Strauss and Howe's methodology offers one possibility. According to their theory of the procession of generations, a Civic cohort like the Millennials is usually followed by a generation they call "Adaptive." Adaptives are late-bloomers, growing up in the shadow of their assertive and accomplished elders. Their historical role is to institutionalize the material innovations of Civics and correct some of the excesses and rigidity of the Civics' approach to social order. Adaptives in their youth have historically been leaders in the crusades for social justice (earlier iterations of this generational type were the abolitionists, the Progressives, and the civil rights activists of the 1950s and 60s); in later life, they tend to prefer compromise over confrontation as a leadership style, and are usually swept aside by the crusading, spiritually-aware Idealists (like the Baby Boomers) coming up behind them.
Earlier this month, when I spoke at an insurance conference in Phoenix, I heard a lot of concern from the (mostly Boomer) crowd about the gaps in learning they've seen, even among well-educated Millennials.

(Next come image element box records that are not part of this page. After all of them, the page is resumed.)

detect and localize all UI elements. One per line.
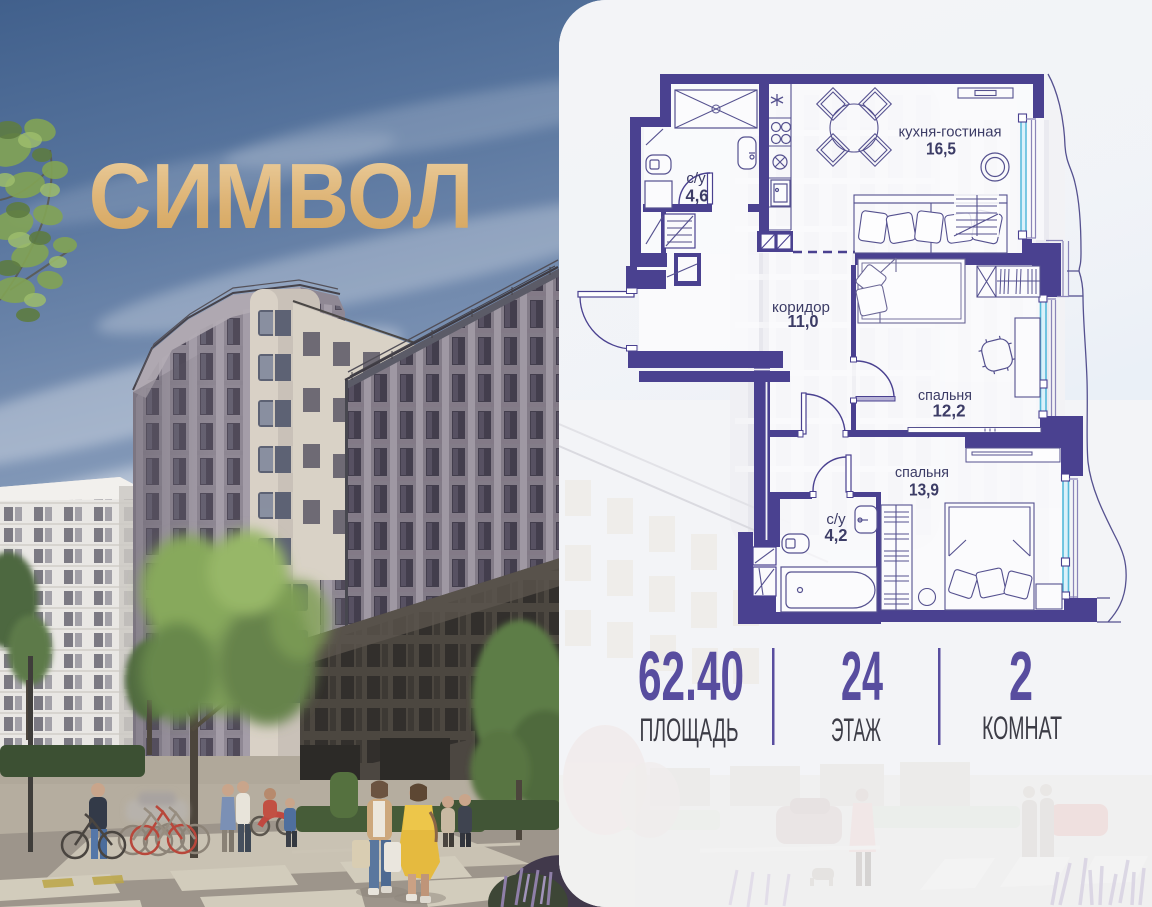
svg-text:с/у: с/у [686,170,706,187]
svg-text:4,6: 4,6 [686,186,709,206]
svg-text:24: 24 [841,637,883,715]
svg-text:16,5: 16,5 [926,139,956,159]
svg-text:12,2: 12,2 [933,401,966,421]
svg-text:62.40: 62.40 [638,637,744,715]
svg-text:СИМВОЛ: СИМВОЛ [89,144,474,248]
svg-text:4,2: 4,2 [825,525,848,545]
svg-text:ПЛОЩАДЬ: ПЛОЩАДЬ [640,712,739,748]
svg-text:спальня: спальня [895,464,949,481]
svg-text:13,9: 13,9 [909,480,939,500]
svg-text:11,0: 11,0 [788,311,819,331]
svg-text:ЭТАЖ: ЭТАЖ [831,712,881,748]
svg-text:2: 2 [1009,637,1033,715]
svg-text:КОМНАТ: КОМНАТ [982,710,1062,746]
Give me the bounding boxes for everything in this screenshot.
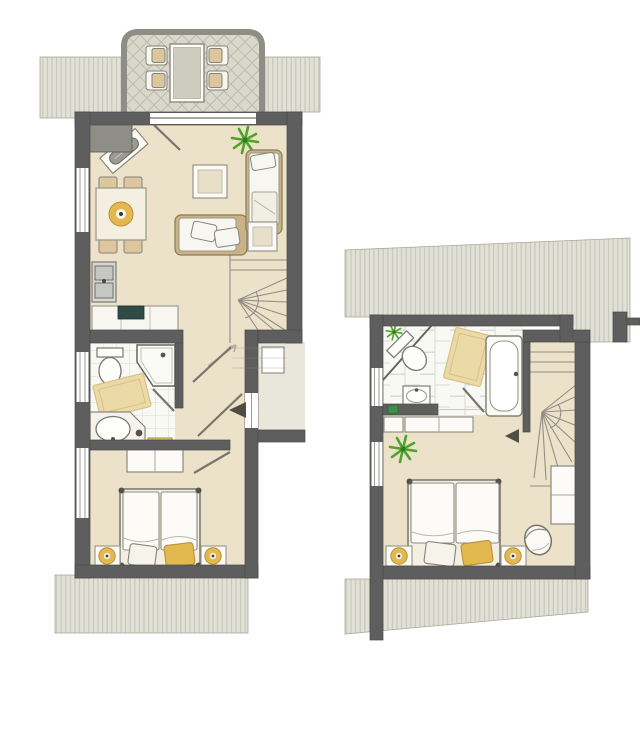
lamp-icon (205, 548, 221, 564)
knee-wall-block (90, 125, 132, 152)
window (77, 352, 89, 402)
ground-floor-plan (40, 32, 320, 633)
under-stair-closet (262, 347, 284, 373)
pillow-yellow (461, 540, 494, 566)
daybed (246, 150, 282, 234)
towel (388, 405, 399, 414)
roof-hatch-top-right (265, 57, 320, 112)
shelf-unit (551, 466, 577, 524)
sofa (175, 215, 247, 255)
pillow-white (424, 541, 456, 566)
terrace (124, 32, 262, 116)
closets (384, 417, 473, 432)
nightstand-left (95, 546, 120, 566)
roof-hatch-top-left (40, 57, 122, 118)
floorplan-page (0, 0, 640, 756)
nightstand-right (501, 546, 526, 566)
window (372, 442, 383, 486)
bathtub (486, 336, 522, 416)
pillow-white (128, 543, 158, 568)
double-bed (119, 488, 202, 569)
side-table (248, 222, 277, 251)
window (372, 368, 383, 406)
floor-plan-canvas (0, 0, 640, 756)
double-bed-upper (407, 479, 502, 569)
upper-floor-plan (345, 238, 640, 640)
lamp-icon (99, 548, 115, 564)
washbasin (403, 386, 430, 405)
cooktop (118, 306, 144, 319)
window (77, 448, 89, 518)
pillow-yellow (164, 542, 195, 567)
nightstand-left (386, 546, 412, 566)
lamp-icon (505, 548, 521, 564)
toilet-brush (136, 430, 143, 437)
roof-hatch-bottom (55, 575, 248, 633)
window (77, 168, 89, 232)
lamp-icon (391, 548, 407, 564)
coffee-table (193, 165, 227, 198)
nightstand-right (201, 546, 226, 566)
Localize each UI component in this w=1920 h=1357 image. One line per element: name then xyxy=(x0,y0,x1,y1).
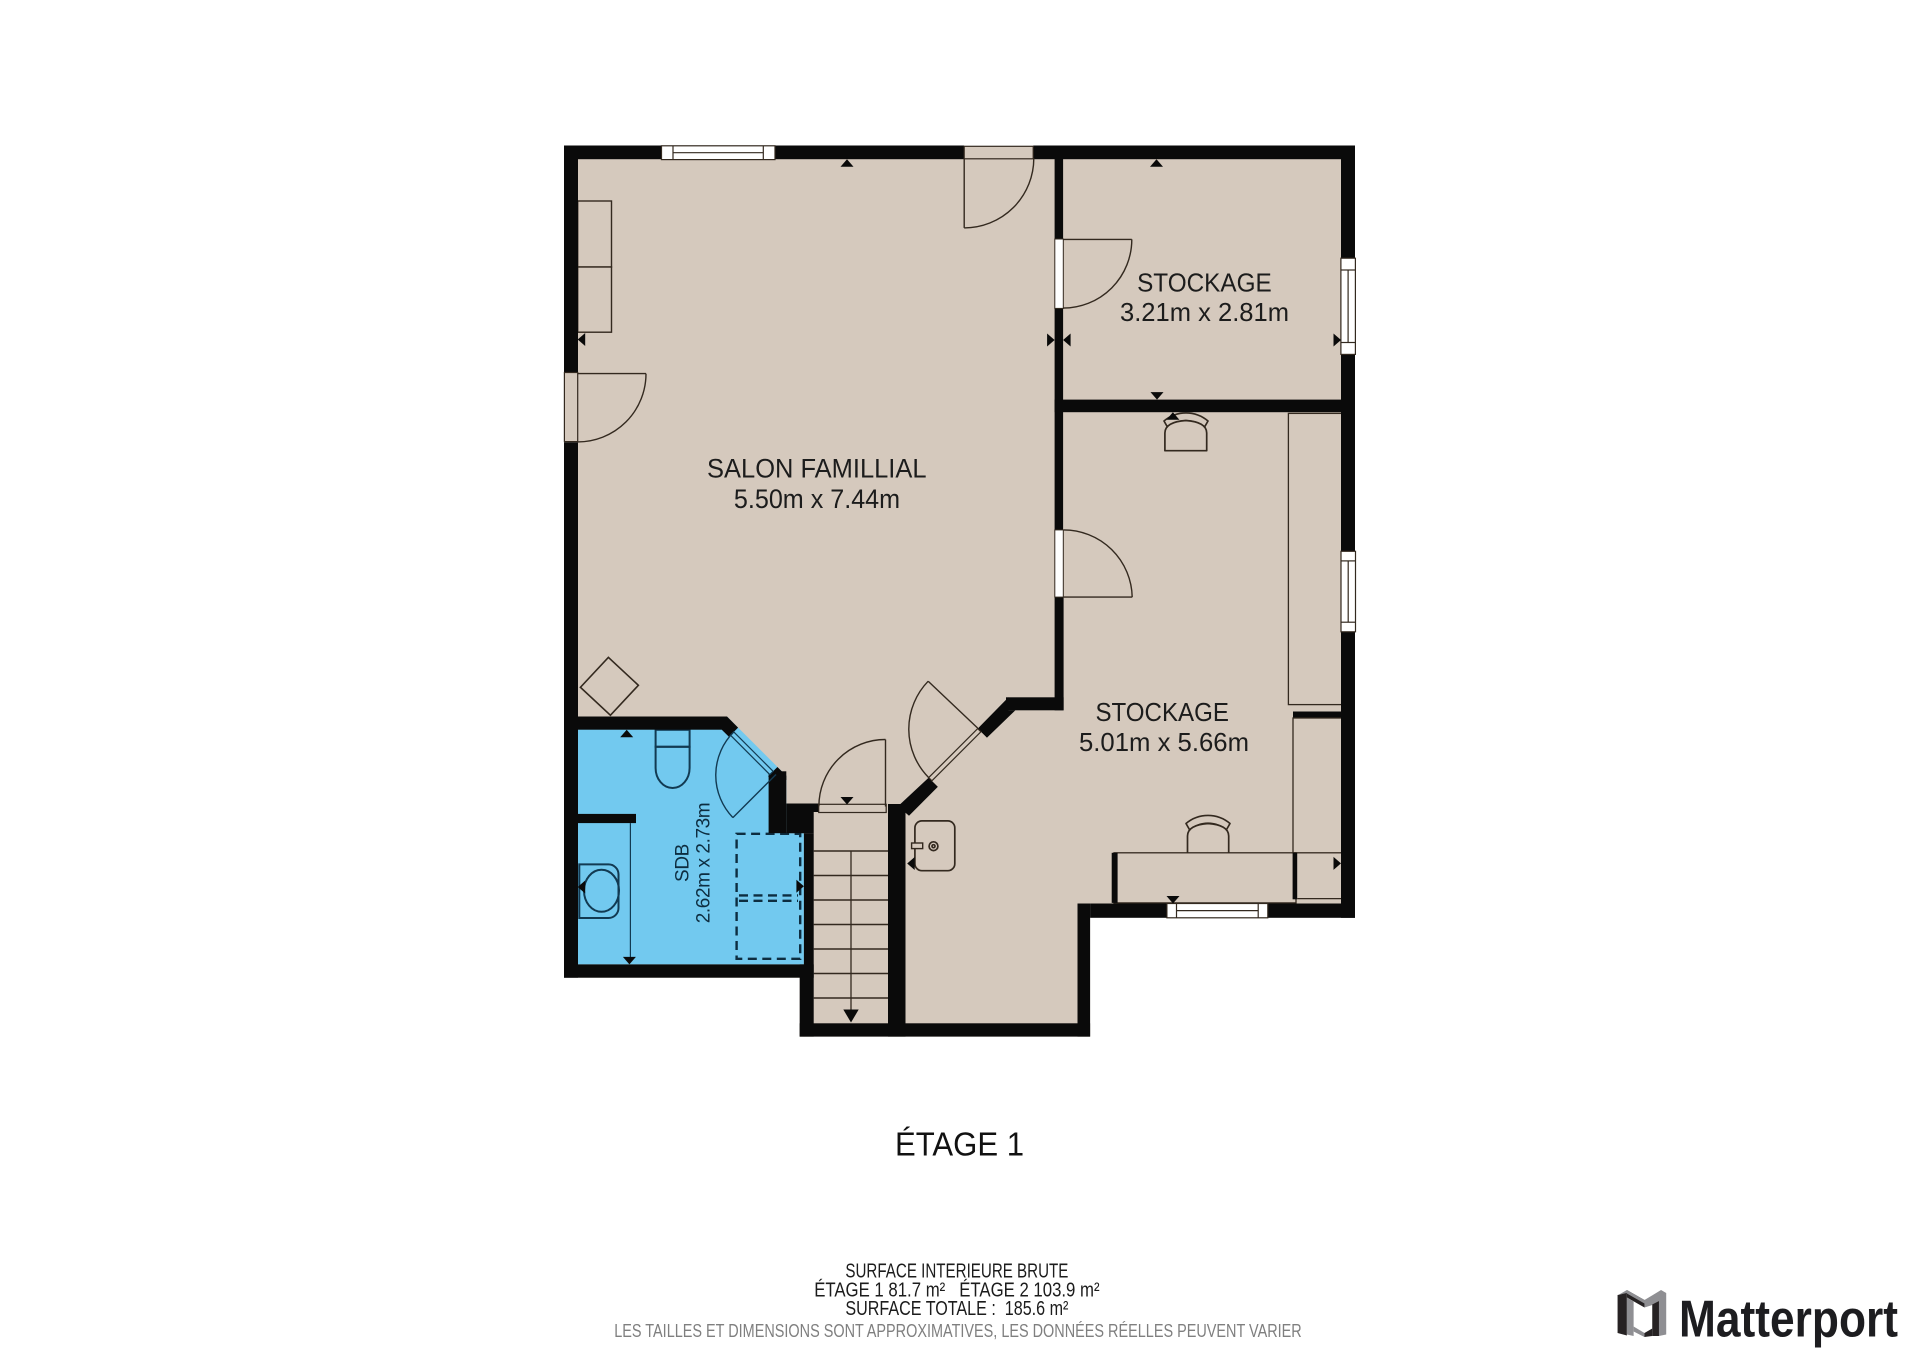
svg-text:STOCKAGE: STOCKAGE xyxy=(1137,268,1272,298)
svg-text:SURFACE TOTALE : 185.6 m²: SURFACE TOTALE : 185.6 m² xyxy=(845,1298,1068,1320)
svg-text:5.01m x 5.66m: 5.01m x 5.66m xyxy=(1079,727,1249,757)
svg-text:Matterport: Matterport xyxy=(1679,1291,1898,1349)
svg-text:LES TAILLES ET DIMENSIONS SONT: LES TAILLES ET DIMENSIONS SONT APPROXIMA… xyxy=(614,1320,1302,1341)
svg-text:5.50m x 7.44m: 5.50m x 7.44m xyxy=(734,484,900,514)
svg-text:3.21m x 2.81m: 3.21m x 2.81m xyxy=(1120,297,1289,327)
svg-text:STOCKAGE: STOCKAGE xyxy=(1095,697,1229,727)
svg-text:ÉTAGE 1: ÉTAGE 1 xyxy=(895,1126,1024,1163)
svg-text:2.62m x 2.73m: 2.62m x 2.73m xyxy=(694,803,715,923)
svg-text:SDB: SDB xyxy=(673,844,694,882)
svg-text:SALON FAMILLIAL: SALON FAMILLIAL xyxy=(707,453,927,483)
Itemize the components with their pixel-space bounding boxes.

My standard retort is that this is probably something that will swing back in coming years. Adaptives historically take learning and literature more seriously than Civics, frequently taking a more overtly intellectual and satirical approach. Harvey Kurtzman, Woody Allen, Bob Dylan, Thomas Pynchon and John Updike were all members of the most recent Adaptive generation, the Silents, born 1925-1945. It is not too early to start looking for clues about these kinds of tendencies in the cohort now in early childhood.
The factor that gives Adaptives their defining qualities and their generational coherence is their historical experience in youth. Typically born to Reactive parents (Lost Generation, GenX) who provide them with plenty of attention in compensation for the more "hands-off" style of their own upbringing, they grow up amid economic turbulence (the Depression of 1873, the Great Depression), where they internalize habits of thrift and caution. They observe the flamboyant, assertive manner of their next-elders and initially tend toward conformity. Their frustrations and discontents only bubble to the surface relatively late, in their early to mid-20s, and linger into adulthood.
The other critical defining quality of Adaptives? Their earliest experiences of American government occurred under the leadership of bold, transformational figures. In 1800, when Thomas Jefferson took the young country in a new direction, the oldest of the new Adaptives was in their early teen years. In 1865, the future Progressive generation had just been born. In 1933, when Franklin Roosevelt took the oath of office in the depths of the Great Depression, the oldest Silents were just 7, just as today's New Adapatives will be in the first hours of the new Obama administration.